Law Society of BC v. Kruse, [2002] LSBC 15 - $3,000 fine

[33] In the case of Plested where a fine of $1,000 was imposed, the Respondent provided evidence that he earned, net after tax, an income of about $30,000 to $40,000 per year. That modest income was taken into account by the Panel in determining the appropriate monetary penalty.

[34] The Respondent advised the Panel of his net after tax income, which was more than the amount in the Plested case but not so high that a fine of $2,000 plus costs would not result in a significant financial impact on him.

[35] The Panel considered that a $2,000 fine was appropriate in this case rather than a reprimand because:

(a) until the day before the hearing the Respondent did not contact Law Society staff to advise that he would not contest the citation; this necessitated unnecessary preparation of affidavits of service; and

(b) he had not, even on the hearing date, provided a substantive response to the March 19, 2009 letter.

Costs

[36] The Law Society provided a Bill of Costs showing that its total disbursements were $907.50 and counsel fees were $3,150. It sought for counsel fees and disbursements the sum of $2,000. The Panel ordered the Respondent to pay costs of $2,000.

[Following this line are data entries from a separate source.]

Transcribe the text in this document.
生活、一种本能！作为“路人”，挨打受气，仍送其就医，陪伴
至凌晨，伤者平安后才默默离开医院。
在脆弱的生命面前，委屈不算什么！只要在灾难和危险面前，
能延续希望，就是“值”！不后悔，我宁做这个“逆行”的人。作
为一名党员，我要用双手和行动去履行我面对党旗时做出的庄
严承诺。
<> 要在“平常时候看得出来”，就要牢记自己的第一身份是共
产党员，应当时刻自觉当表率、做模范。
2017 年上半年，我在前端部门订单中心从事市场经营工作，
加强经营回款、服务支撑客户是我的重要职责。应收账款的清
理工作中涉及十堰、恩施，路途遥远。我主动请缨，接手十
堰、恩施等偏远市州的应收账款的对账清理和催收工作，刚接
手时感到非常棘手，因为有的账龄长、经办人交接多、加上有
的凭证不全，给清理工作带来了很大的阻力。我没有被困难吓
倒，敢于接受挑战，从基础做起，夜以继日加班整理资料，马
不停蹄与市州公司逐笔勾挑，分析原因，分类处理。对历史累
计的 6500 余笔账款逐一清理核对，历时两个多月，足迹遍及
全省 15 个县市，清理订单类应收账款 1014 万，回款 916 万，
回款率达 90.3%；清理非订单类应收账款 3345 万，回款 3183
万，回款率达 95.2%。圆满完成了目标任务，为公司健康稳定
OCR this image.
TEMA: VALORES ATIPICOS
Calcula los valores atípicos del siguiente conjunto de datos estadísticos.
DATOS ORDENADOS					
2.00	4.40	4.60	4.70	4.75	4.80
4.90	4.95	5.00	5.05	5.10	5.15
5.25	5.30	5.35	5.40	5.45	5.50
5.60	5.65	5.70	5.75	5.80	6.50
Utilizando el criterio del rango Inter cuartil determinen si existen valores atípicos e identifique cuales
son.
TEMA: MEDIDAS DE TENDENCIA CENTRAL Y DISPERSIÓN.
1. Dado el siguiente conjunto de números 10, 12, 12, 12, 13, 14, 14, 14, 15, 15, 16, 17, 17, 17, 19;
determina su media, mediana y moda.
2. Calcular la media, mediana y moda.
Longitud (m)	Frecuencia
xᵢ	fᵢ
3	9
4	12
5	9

[37] The Respondent was given four months from the date of the hearing to pay the fine and costs.

Ancillary Orders

[38] The Law Society sought specific orders requiring the Respondent to provide substantive responses to the March 19, 2009 letter. The Panel ordered the Respondent to provide a substantive response to that letter within 21 days.

[39] The Law Society sought a further order that the Respondent provide substantive responses to future inquiries from the Law Society within 21 days. The Panel declined to give such an order except in the context of this particular investigation. The Panel ordered that with respect to further communications arising out of his response to the March 19, 2009 letter the Respondent is to provide substantive responses within 21 days.